The immune system has an incredible ability to remember past infections, so it can defeat pathogens that return more quickly. But if the immune system mistakenly begins to attack healthy tissue, that memory can cause chronic inflammation, and create an autoimmune disorder. Scientists have found that when an autoimmune disease arises, it raises the risk that another one will occur. Reporting in Cell, the investigators used a mouse model of gum disease or periodontitis, an inflammatory disorder, to show that changes occur in cells in the bone marrow that increases their susceptibility to arthritis.
The scientists noted that while the research used periodontitis and arthritis as their model “...our findings go above and beyond these examples,” said corresponding study author George Hajishengallis, a professor in Penn Dental Medicine. The mechanism revealed in this study is "central," and represents "a unifying principle underlying the association between a variety of comorbidities.”
Previous work has indicated that cells of the innate immune system, like macrophages and neutrophils, have a kind of memory of past encounters. They found that this memory arises in the bone marrow, and that when a bone marrow transplant occurs, the memory is also transplanted. The researchers suspected that there was a link between various comorbidities.

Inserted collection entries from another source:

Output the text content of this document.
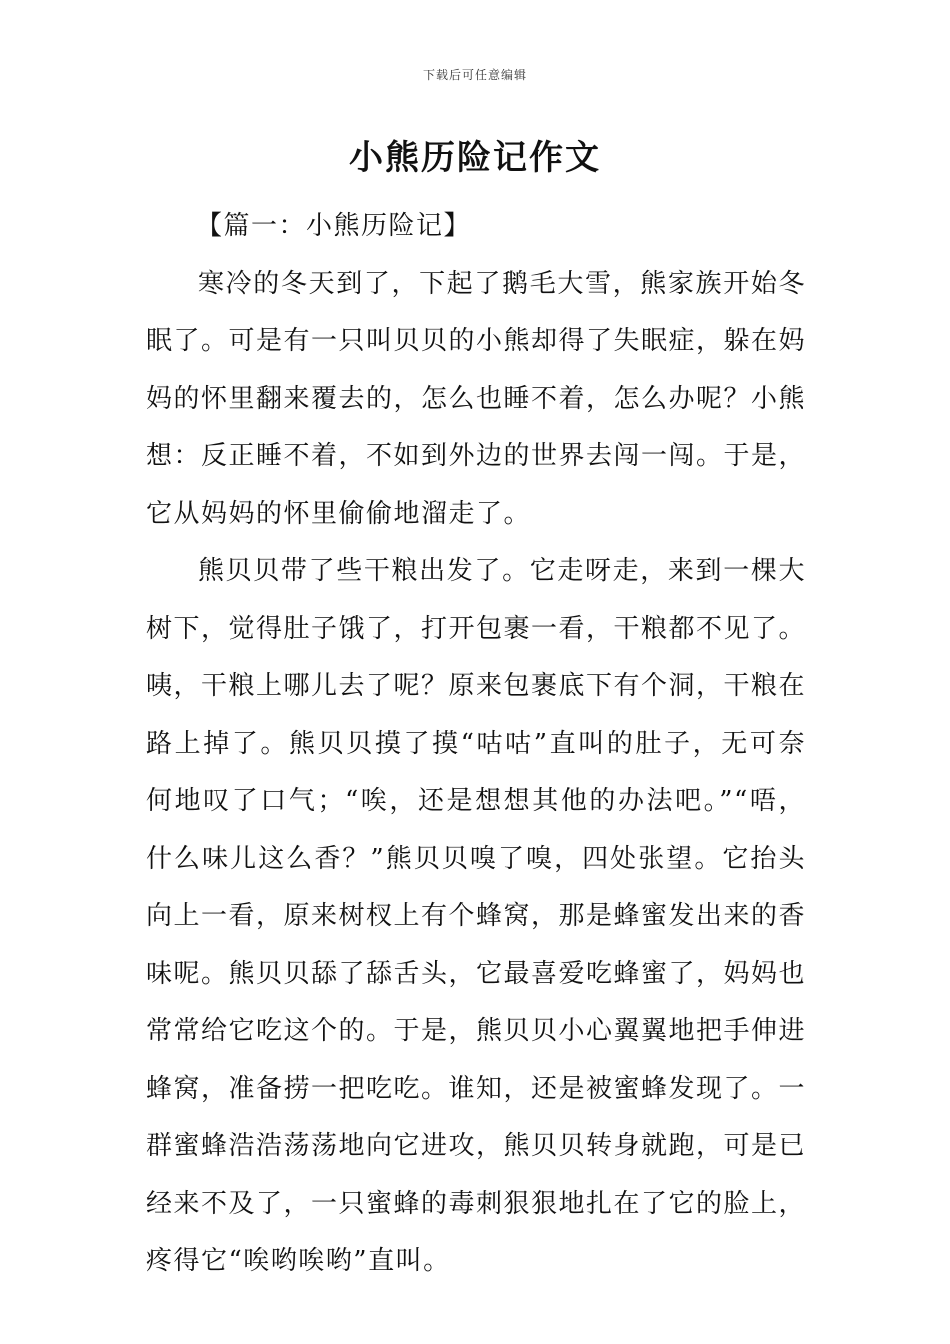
下载后可任意编辑
小熊历险记作文
【篇一：小熊历险记】

寒冷的冬天到了，下起了鹅毛大雪，熊家族开始冬眠了。可是有一只叫贝贝的小熊却得了失眠症，躲在妈妈的怀里翻来覆去的，怎么也睡不着，怎么办呢？小熊想：反正睡不着，不如到外边的世界去闯一闯。于是，它从妈妈的怀里偷偷地溜走了。

熊贝贝带了些干粮出发了。它走呀走，来到一棵大树下，觉得肚子饿了，打开包裹一看，干粮都不见了。咦，干粮上哪儿去了呢？原来包裹底下有个洞，干粮在路上掉了。熊贝贝摸了摸“咕咕”直叫的肚子，无可奈何地叹了口气；“唉，还是想想其他的办法吧。”“唔，什么味儿这么香？”熊贝贝嗅了嗅，四处张望。它抬头向上一看，原来树杈上有个蜂窝，那是蜂蜜发出来的香味呢。熊贝贝舔了舔舌头，它最喜爱吃蜂蜜了，妈妈也常常给它吃这个的。于是，熊贝贝小心翼翼地把手伸进蜂窝，准备捞一把吃吃。谁知，还是被蜜蜂发现了。一群蜜蜂浩浩荡荡地向它进攻，熊贝贝转身就跑，可是已经来不及了，一只蜜蜂的毒刺狠狠地扎在了它的脸上，疼得它“唉哟唉哟”直叫。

When they engineered a mouse model of periodontal disease, they found that within a week, the myeloid cells and the progenitors of myeloid cells in the bone marrow had all expanded. After the model's periodontal disease was eliminated by the researchers, the cells were found to carry epigenetic markers that seem to have imprinted a memory of the inflammation. Epigenetic markers can alter gene expression without changing the sequence. The genetic changes were linked to changes in the inflammatory response; the researchers determined how the cells were becoming more likely to create additional inflammation.
When the mouse model was exposed to another immune challenge, their response become more pronounced, further showing evidence of immune memory.
The researchers transplanted two hundred stem cells from mice with severe periodontitis into recipients that had never had gum disease. The recipients were then given collagen antibodies that induce arthritis. “Mice that received the transplant from mice with periodontitis developed more severe arthritis than mice that received a donation of stem cells from periodontally healthy mice,” said Hajishengallis.
Joint inflammation was worse in those mice because the periodontitis-trained stem cells were generating inflammatory cells, added co-corresponding study author Triantafyllos Chavakis of the Technical University of Dresden.
Additional work indicated that IL-1 is also involved in this type of immune memory. When IL-1 receptor signaling was disrupted in mice, the were no longer more susceptible to additional inflammatory disorders after a transplant.
This research might change how bone marrow transplant donors are selected, noted the researchers.
It could also help scientists create new treatments for some autoimmune conditions. “We’ve seen anti-IL-1 antibodies used in clinical trials for atherosclerosis with excellent results,” noted Hajishengallis. “It could be that it was in part because it was blocking this maladaptive trained immunity.”